Die Erfindung betrifft ein Fahrpedal für Fahrzeuge, insbesondere Personenkraftwagen mit

  • – einem Fahrpedalmodul, bei dem ein Fahrpedalelement und ein Grundplattenelement in wenigstens einem Drehpunkt relativ zueinander bewegbar sein kann, und
  • – wenigstens einer Rückholeinrichtung, mit der das Fahrpedalelement wenigstens in seine Nichtbetätigungsstellung rückholbar ist.

Aus der DE 100 33 295 A1 sind Fahrpedalvorrichtungen bekannt, bei denen unterschiedlich ausgebildete Federpakete in Zusammenarbeit mit Reibungsflächen lediglich das Betätigungsverhalten beeinflussen.

In der DE 100 33 297 A1 sind Fahrpedalvorrichtungen für Fahrzeuge beschrieben, bei denen Fahrpedal- und Grundelement mit Hilfe unterschiedlich ausgebildeter Flachfedern in ihre Grundstellung zurückgestellt werden. Ein loses Ende der Federn wird lediglich zur Beeinflussung des Betätigungsverhaltens des Fahrpedalelements eingesetzt.

Es stellt sich deshalb die Aufgabe, das Betätigungsverhalten der bekannten Fahrpedalvorrichtungen zu verbessern.

Erfindungsgemäß wird diese Aufgabe dadurch gelöst, dass die Rückholeinheit als eine Magnetfeder ausgebildet ist, bei der sich jeweils ein Dauermagnetelement gleichgepolt im Fahrpedal- und dem Grundplattenelement gegenüber liegen.

Der Einsatz einer Magnetfeder ermöglicht eine Beeinflussung der Betätigungscharakteristik des Fahrpedals. Vor allem aber ist sie wartungs- und verschleißfrei.
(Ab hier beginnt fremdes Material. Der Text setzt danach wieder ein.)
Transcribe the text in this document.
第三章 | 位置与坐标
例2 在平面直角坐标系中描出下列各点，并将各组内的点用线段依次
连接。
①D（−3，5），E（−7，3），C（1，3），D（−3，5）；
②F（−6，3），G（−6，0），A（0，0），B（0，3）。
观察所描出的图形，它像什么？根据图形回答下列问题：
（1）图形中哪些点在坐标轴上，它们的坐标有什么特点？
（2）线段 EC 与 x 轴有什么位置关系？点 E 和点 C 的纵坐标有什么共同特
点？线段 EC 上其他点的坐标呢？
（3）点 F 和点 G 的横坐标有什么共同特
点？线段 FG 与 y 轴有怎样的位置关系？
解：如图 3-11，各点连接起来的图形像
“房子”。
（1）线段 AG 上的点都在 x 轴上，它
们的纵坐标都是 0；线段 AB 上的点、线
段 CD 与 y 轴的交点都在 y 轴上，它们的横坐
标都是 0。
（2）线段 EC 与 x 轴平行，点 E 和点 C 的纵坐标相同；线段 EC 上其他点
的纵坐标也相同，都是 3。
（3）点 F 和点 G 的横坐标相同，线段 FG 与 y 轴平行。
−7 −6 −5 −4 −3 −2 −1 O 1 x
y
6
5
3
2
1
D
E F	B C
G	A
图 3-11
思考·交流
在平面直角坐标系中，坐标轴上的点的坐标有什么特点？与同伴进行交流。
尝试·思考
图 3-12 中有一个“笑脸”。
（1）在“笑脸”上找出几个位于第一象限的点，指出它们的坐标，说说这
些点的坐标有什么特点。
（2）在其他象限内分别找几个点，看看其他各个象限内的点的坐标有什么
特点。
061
Das eine in das Fahrpedalelement eingeformte Dauermagnetelement kann mit seinem Nordpol dem Nordpol des in das Grundplattenelement eingeformten Dauermagnetelementen gegenüberliegend angeordnet werden.

Das eine in das Fahrpedalelement eingeformte Dauermagnetelement kann aber auch mit seinem Südpol dem Südpol des in das Grundplattenelement eingeformten Dauermagnetelementen gegenüberliegend angeordnet werden. Erfindungsgemäß wird diese Aufgabe ebenfalls dadurch gelöst, dass die Rückholeinheit als eine Schraubenfeder ausgebildet ist, bei der das eine Ende am Fahrpedalelement und das andere Ende am Grundplattenelement angeordnet ist. Diese sehr einfache Federvariante ist sehr robust und wirksam.

Erfindungsgemäß wird diese Aufgabe ebenfalls dadurch gelöst, dass die Rückholeinheit als ein Federgelenkelement ausgebildet ist, das mit dem einen Ende am Fahrpedalelement und mit dem anderen Ende am Grundplattenelement angeordnet ist.

Durch den Federbogen des Federgelenkelements kann der Drehpunkt des Fahrpedalmoduls ausgebildet werden. Bei entsprechender Ausbildung des Federgelenkelement kann die Betätigungscharakteristik des Fahrpedals ebenfalls beeinflusst werden.

Die Rückholeinheit als Magnetfeder, Federgelenkelement, Schraubenfeder müssen laut Vorschrift zweifach zwischen Fahrpedal- und Grundplattenelement eingebaut werden. Hierbei kann ein Paar gleich ausgebildeter Federn zum Einsatz kommen. Es können aber zwei unterschiedliche Federn, z. B. eine Magnetfeder und ein Federgelenkelement verwendet werden.

Die Erfindung wird anhand der Zeichnung näher erläutert. Es zeigen:

1 ein stehendes Fahrpedalmodul mit verschiedenen Rückholeinrichtungen in einer schematisch dargestellten Seitenansicht.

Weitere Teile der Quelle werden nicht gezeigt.